NHS senior managers have spent over £350million on agency staff in just 20 months, the Sunday Mail can reveal.
The eye-watering bill includes tens of millions funnelled into the pockets of private company directors who charge health boards thousands of pounds a day for doctors and nurses – and take a huge cut of the fee.
The revelation comes as Scottish hospitals face a winter of chaos after staff employed directly through the NHS voted to walk out on strike over low pay.
One nurse said: “If Health Secretary Humza Yousaf would just give us the pay we deserve, then there would be enough staff employed through the NHS and we wouldn’t need to shell out all these millions to agencies.
“It is a complete scandal. As things stand, agency owning middlemen are earning huge fortunes while we are barely being paid enough to feed our families and keep the heating on.
“Yousaf is shooting himself in the foot and there is not going to be anyone there to bandage it up at this rate.”
Agency staff spending of £357,229,560.57 at Scottish health boards between January 2021 and August 2022 was revealed in a freedom of information release to Labour’s Alex Rowley MSP.
He said: “The SNP keep telling us this is a small part of the NHS budget but £350million is still a significant amount of money, much of which is going straight into the pockets of private agencies. The use of agencies is increasing at a worrying rate and this money would be far better spent on patients rather than lining the pockets of the profiteers.”
A Royal College of Nursing’s ballot on industrial action was overwhelmingly backed by nurses in Scotland last week after they rejected a five per cent pay offer.
It is the first time in the RCN’s 106-year history that members have voted to strike across the UK, with the first wave of action expected over Christmas.
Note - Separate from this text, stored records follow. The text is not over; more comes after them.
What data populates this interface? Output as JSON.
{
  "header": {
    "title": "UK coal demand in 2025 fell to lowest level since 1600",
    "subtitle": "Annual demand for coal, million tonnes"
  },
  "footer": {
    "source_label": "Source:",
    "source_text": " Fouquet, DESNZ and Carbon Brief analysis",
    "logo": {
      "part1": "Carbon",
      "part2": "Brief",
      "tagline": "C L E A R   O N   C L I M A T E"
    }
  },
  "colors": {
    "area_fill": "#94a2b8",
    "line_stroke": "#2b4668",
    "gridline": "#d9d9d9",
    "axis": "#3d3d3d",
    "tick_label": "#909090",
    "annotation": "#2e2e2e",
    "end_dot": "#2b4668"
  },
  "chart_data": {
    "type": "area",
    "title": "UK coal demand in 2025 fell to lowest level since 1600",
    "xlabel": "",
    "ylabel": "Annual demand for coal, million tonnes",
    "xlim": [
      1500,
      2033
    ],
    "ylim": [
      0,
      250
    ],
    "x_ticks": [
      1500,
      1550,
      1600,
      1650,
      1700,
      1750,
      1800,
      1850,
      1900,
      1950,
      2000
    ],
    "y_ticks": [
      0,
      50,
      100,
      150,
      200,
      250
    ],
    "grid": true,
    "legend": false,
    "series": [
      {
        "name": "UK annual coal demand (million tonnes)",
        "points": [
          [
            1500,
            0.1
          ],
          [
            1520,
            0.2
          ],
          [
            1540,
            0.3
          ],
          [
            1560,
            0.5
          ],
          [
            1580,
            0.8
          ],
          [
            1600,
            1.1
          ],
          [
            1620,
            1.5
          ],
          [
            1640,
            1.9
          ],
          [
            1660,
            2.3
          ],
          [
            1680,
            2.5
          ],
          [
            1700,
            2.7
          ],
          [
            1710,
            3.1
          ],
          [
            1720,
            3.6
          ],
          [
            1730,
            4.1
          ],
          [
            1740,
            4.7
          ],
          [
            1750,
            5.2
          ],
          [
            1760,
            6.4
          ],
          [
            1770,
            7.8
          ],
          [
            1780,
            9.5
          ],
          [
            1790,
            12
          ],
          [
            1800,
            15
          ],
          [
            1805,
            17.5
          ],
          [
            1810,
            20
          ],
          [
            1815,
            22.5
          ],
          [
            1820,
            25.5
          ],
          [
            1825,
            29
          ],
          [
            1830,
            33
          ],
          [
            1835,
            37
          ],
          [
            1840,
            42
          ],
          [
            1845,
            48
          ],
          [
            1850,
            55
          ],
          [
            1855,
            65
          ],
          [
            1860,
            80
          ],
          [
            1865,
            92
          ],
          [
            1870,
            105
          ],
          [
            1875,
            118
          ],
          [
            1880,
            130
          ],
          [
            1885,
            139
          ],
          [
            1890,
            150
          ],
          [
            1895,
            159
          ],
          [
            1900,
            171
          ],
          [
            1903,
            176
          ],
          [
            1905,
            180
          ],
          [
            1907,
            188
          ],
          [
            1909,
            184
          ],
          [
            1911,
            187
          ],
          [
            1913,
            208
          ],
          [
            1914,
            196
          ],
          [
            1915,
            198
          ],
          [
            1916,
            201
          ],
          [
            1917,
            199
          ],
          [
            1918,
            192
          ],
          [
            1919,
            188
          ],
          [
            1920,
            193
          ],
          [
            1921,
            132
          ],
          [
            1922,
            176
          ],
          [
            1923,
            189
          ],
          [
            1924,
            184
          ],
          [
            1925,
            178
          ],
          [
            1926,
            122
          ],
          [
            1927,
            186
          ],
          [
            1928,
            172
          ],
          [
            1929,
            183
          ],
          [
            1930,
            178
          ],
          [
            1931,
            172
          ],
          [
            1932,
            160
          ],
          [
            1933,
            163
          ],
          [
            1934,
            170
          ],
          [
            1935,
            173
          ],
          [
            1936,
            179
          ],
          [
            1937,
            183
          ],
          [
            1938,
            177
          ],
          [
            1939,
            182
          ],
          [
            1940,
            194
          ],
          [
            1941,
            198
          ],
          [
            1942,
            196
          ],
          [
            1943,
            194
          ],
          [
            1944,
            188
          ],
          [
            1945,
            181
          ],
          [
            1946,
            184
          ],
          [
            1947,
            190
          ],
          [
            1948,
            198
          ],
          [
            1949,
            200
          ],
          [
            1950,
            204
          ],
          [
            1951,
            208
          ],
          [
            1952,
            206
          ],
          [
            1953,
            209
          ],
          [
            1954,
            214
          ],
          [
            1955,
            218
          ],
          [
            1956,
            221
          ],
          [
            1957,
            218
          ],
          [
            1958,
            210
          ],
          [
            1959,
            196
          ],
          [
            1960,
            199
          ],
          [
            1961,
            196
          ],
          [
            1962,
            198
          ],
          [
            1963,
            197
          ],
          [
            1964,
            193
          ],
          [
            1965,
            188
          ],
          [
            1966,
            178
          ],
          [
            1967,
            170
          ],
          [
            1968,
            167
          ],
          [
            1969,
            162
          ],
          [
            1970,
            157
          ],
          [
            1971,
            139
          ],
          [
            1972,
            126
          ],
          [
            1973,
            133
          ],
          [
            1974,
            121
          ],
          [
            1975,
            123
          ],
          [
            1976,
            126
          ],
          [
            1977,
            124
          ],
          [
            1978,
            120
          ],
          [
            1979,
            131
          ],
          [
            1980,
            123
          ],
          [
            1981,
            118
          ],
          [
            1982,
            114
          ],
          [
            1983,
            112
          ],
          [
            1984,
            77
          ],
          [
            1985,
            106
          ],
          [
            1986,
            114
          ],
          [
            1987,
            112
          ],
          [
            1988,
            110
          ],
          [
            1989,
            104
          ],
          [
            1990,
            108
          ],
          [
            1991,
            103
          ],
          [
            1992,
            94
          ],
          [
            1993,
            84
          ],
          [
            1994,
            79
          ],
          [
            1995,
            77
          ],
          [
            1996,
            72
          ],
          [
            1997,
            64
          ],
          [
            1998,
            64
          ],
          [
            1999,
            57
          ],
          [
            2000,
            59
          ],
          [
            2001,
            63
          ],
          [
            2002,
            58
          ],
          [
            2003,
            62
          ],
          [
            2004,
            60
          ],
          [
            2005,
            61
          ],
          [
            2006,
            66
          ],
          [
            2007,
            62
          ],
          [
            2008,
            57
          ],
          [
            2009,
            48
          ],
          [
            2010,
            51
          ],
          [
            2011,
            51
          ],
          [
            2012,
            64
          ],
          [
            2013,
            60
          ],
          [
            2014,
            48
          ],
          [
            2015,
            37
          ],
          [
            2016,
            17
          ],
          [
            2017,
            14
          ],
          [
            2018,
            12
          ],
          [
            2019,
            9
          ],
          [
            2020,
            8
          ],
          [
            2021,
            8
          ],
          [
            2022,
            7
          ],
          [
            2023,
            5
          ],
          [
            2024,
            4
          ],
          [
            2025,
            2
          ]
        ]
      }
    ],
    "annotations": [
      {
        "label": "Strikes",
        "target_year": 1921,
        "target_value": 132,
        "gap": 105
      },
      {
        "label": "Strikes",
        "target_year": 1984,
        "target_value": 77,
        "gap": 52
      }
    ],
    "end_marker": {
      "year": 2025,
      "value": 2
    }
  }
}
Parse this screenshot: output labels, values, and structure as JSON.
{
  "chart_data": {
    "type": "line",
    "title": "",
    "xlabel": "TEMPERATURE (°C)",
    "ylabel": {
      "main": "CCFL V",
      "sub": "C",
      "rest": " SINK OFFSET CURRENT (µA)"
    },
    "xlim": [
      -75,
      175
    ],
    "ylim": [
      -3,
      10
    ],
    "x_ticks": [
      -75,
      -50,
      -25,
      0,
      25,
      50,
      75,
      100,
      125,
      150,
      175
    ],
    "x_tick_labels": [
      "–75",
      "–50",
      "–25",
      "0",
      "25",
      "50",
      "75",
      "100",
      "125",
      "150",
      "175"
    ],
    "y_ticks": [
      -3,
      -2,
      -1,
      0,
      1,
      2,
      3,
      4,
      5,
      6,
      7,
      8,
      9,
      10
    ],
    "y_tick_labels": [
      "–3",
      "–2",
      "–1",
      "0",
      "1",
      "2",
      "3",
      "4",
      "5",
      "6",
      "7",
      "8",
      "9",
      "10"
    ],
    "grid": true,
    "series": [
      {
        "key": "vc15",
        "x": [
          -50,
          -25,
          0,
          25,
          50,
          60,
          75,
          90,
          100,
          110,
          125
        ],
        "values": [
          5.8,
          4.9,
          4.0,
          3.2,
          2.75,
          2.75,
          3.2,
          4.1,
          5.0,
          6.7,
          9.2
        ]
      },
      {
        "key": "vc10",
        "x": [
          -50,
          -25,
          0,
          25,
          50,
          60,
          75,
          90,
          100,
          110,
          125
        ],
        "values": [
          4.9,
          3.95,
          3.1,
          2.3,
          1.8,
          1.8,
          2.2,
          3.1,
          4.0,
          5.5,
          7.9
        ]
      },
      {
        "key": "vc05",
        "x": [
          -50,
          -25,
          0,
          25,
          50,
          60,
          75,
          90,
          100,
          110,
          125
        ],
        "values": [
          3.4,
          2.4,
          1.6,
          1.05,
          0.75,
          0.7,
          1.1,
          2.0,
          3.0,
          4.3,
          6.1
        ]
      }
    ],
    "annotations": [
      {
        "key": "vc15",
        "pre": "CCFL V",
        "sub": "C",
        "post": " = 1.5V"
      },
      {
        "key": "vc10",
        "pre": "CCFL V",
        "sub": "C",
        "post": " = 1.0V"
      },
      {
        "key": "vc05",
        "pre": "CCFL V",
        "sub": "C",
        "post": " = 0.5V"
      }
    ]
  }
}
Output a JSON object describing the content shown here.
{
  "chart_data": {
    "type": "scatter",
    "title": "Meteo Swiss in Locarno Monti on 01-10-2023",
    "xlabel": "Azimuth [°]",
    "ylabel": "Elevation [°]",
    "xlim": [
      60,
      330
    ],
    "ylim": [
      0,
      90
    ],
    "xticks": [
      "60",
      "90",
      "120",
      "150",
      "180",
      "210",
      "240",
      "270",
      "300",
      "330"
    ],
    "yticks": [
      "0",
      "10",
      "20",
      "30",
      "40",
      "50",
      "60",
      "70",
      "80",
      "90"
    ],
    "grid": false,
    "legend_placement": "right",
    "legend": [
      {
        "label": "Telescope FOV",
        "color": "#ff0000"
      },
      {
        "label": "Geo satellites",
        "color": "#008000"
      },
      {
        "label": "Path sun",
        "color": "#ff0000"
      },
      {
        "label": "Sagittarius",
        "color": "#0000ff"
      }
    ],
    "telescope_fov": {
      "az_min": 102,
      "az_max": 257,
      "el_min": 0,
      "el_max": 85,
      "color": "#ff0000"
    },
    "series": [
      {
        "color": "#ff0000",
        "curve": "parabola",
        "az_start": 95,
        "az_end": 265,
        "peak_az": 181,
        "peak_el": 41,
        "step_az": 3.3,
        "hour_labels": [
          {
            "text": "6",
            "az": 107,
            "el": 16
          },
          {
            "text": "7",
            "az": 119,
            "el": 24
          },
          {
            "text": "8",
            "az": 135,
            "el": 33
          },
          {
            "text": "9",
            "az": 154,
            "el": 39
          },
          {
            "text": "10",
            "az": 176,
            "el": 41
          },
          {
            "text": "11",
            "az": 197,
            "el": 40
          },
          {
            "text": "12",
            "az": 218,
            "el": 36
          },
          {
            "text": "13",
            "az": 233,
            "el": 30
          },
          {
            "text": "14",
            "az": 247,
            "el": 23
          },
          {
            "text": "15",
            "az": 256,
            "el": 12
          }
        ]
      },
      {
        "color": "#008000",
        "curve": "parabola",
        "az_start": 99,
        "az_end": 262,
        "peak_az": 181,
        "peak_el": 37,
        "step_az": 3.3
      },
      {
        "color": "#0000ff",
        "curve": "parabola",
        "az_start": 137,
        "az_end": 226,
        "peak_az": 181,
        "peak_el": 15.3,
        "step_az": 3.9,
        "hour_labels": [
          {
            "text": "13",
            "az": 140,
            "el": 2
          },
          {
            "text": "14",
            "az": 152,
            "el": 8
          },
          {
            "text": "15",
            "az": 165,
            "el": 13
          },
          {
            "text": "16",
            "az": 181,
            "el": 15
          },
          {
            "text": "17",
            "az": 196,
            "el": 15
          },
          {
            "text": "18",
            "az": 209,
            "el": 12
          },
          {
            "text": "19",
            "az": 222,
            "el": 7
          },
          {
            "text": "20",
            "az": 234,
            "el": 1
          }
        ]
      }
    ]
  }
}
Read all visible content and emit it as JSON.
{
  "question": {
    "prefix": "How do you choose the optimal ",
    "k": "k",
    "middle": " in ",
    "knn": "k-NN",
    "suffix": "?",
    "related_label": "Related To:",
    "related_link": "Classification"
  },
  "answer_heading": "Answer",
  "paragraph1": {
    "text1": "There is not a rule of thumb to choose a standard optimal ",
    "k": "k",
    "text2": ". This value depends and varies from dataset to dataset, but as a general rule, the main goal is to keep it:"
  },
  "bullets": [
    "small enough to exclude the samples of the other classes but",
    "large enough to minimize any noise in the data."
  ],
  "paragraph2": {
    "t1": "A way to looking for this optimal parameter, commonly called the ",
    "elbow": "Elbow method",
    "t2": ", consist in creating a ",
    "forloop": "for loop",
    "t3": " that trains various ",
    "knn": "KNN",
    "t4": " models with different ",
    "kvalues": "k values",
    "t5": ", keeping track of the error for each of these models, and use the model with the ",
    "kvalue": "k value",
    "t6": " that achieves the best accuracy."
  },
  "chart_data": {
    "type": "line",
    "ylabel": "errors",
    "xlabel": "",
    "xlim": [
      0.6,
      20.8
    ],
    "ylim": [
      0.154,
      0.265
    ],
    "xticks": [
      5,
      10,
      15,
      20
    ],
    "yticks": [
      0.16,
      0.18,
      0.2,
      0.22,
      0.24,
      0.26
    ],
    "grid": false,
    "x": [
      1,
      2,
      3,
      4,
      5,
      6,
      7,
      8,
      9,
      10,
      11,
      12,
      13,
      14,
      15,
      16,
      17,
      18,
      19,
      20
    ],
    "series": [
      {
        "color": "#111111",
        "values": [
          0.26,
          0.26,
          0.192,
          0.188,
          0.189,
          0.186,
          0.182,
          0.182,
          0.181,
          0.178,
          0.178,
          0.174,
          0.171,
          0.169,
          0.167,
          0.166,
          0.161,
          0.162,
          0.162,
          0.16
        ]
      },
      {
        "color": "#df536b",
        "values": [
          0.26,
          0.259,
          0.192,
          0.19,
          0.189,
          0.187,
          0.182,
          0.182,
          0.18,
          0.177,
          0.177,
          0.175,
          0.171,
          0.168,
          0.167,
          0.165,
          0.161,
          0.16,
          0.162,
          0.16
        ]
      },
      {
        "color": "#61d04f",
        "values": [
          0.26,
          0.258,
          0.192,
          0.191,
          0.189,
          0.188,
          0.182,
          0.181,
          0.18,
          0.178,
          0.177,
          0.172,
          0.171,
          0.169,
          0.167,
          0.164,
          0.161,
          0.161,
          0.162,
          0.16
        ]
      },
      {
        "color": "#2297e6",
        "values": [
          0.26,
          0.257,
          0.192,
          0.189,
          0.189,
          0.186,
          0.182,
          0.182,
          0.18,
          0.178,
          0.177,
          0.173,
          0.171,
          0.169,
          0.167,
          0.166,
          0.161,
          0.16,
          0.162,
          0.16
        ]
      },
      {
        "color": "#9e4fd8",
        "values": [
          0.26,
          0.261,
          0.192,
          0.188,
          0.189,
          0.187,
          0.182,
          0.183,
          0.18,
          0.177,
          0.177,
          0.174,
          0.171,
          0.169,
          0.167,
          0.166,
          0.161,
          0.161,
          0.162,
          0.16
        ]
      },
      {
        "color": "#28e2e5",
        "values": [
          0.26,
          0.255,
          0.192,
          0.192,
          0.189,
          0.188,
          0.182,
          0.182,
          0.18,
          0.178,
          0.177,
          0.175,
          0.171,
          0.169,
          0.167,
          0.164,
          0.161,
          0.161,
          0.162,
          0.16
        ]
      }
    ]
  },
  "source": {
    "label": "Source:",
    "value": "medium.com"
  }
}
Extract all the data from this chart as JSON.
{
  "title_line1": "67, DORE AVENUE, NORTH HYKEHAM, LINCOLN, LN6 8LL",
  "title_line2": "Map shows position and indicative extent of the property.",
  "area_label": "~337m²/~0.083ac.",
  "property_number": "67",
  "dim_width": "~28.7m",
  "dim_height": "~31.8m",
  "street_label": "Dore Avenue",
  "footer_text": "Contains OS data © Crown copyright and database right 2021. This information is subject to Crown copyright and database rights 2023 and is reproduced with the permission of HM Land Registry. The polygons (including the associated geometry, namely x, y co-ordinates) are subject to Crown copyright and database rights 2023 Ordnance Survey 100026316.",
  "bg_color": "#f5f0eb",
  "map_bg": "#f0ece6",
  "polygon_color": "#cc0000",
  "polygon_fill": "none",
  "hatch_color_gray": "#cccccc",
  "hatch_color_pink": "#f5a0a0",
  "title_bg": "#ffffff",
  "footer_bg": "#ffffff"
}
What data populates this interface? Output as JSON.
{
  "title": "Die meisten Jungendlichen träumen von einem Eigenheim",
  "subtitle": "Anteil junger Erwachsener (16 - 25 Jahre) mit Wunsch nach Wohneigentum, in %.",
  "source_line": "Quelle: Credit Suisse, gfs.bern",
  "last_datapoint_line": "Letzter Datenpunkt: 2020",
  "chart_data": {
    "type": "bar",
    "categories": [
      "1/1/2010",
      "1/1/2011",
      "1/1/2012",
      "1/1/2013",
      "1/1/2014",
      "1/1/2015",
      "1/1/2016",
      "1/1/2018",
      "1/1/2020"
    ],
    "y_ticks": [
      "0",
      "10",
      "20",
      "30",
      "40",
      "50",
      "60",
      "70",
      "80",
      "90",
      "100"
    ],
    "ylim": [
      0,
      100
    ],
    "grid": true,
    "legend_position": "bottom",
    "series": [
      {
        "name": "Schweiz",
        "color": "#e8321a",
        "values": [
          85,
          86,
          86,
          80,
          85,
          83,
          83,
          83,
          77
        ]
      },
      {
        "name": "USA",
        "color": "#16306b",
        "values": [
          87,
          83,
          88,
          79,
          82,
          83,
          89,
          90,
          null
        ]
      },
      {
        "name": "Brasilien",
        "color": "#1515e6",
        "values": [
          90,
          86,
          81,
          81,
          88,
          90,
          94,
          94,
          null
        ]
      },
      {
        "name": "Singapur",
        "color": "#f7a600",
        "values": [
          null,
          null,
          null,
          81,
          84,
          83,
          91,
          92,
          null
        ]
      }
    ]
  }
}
The nurses join their colleagues in the Royal College of Midwives, the Chartered Society of Physiotherapy and the GMB and Unite unions in voting for industrial action.
Workers claim they face a cost-of-living crisis as inflation runs above 10 per cent and have demanded a double-digit pay rise.
A newly qualified NHS nurse earns about £27,000 a year but in September the Sunday Mail revealed how hospitals are being forced to fund flights and hotels for agency nurses on £100 an hour amid a staffing crisis.
For nurses alone, there has been a 2000 per cent increase in private contractors over the last decade – from £3.9million in 2012 to £88.9million today.
NHS Scotland is also paying about £102million a year for agency doctors and dentists – up from £67million in 2014.
Shocking figures published last week revealed more than 9600 patients waited over four hours in the emergency department in the final week of October.
Just 63.1 per cent were treated and either admitted, transferred or discharged within the target time. Last week it emerged the NHS in England was being forced to pay agencies up to £2500 for a single nursing shift.
A Scottish Government spokeswoman said: “Spend on agency is around less than two per cent of the total NHS expenditure. The majority of temporary staffing in NHS Scotland comes from staff banks – these are NHS staff, working on NHS terms and conditions.”